As Gaia Vince has noted (a long-time connection of mine who I quoted throughout my COVID series):

Humans do not operate within their ecosystems in the same way as other species, even other top-level predators. We don’t have an ecological niche, but rather we dominate and alter the local—and now, global—ecosystem cumulatively to suit our lifestyles and improve our survival, including though habitat loss, introduction of invasive species, climate change, industrial-scale hunting, burning, planting, infrastructure replacement, and countless other modifications. It means that while other species do not naturally cause extinctions (except in rare circumstances, such as on islands), humans currently threaten over 1 million of the world’s 8 million species.

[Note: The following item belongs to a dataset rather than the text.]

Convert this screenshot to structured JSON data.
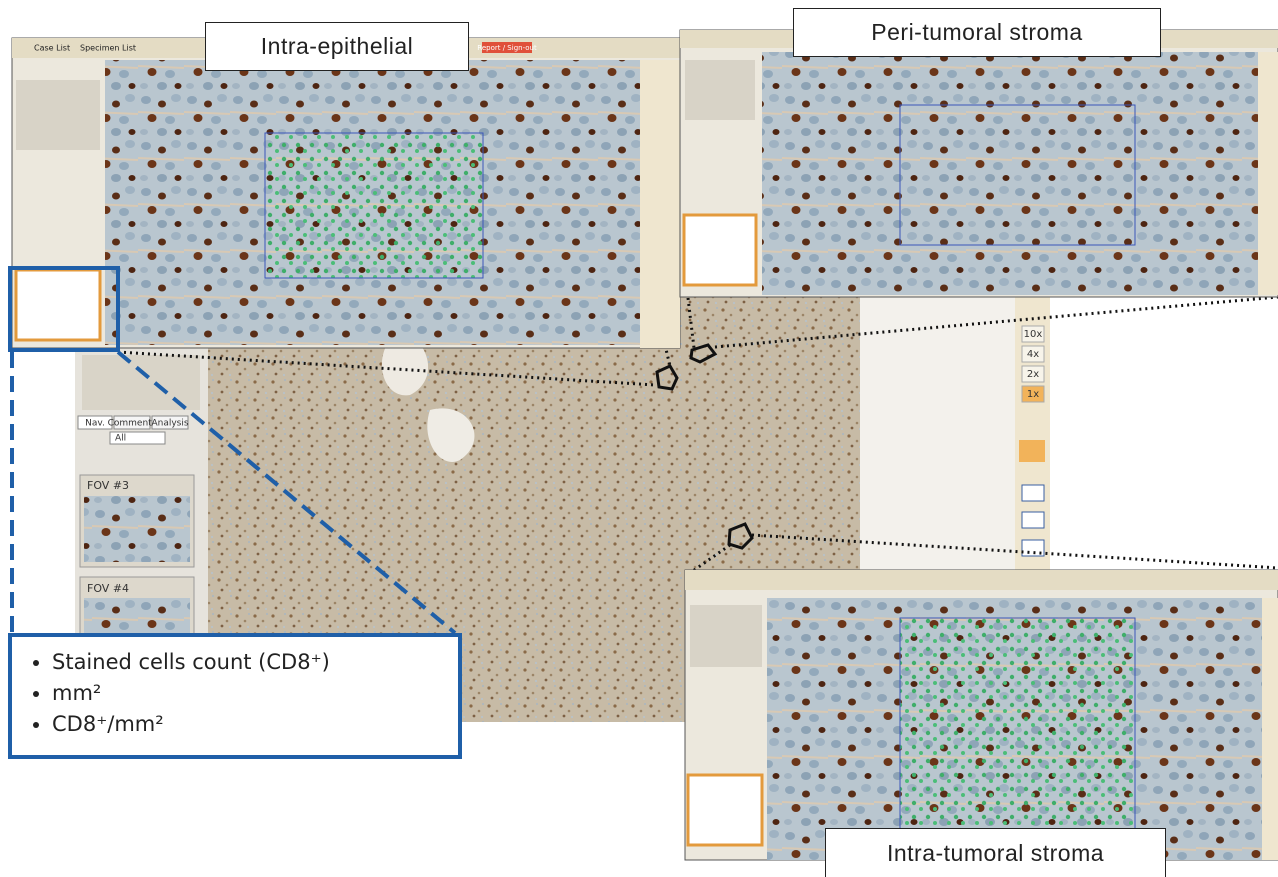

We are a part of the biosphere and as we blunder into ecosystems we must be mindful of the greater systems that we are all a part of. We are trapped in a spiral. We have lapsed into magical thinking, unable to navigate a web of complexity, blind to simple solutions, staring down broken systems. With devastating consequences that we are only just beginning to address.

In my wild Imaginings I see geologists from a future civilization examining the layers of rock that are in the slow process of forming today. In the same way we examine the rock strata that formed as the dinosaurs died off. That civilization will see evidence of our sudden (in geological terms) impact on the planet – including fossilised plastics and layers both of carbon, from burning carbon fuels, and of radioactive particles, from nuclear testing and explosions – just as clearly as we see evidence of the dinosaurs’ rapid demise. We can already observe our layers forming today.

I’ll end with a quote from one of my favorite books, by the evolutionary biologist E.O. Wilson, who wrote in The Social Conquest of Earth (2012):

“We have created a Star Wars civilization, with Stone Age emotions, medieval institutions, and godlike technology.” 

As he details in his book, although kin psychology lies at the foundation of genetic ingroups, humans form factions around anything and simply being a member of a group is usually enough. This is called the “minimal group paradigm” and it is one of the most well-established findings in social psychology – research has shown that even beliefs about whether hotdogs are sandwiches can generate discrimination. Our instinct to assemble and join insular, protective groups is so ancient and powerful that it is unlikely we will ever arrest it, and despite the more sinister ramifications that result from forming coalitions, we probably wouldn’t want to even if we could. We remain in those silos and the concept of a shared society is lost.

Our modern fate – to be forever lost.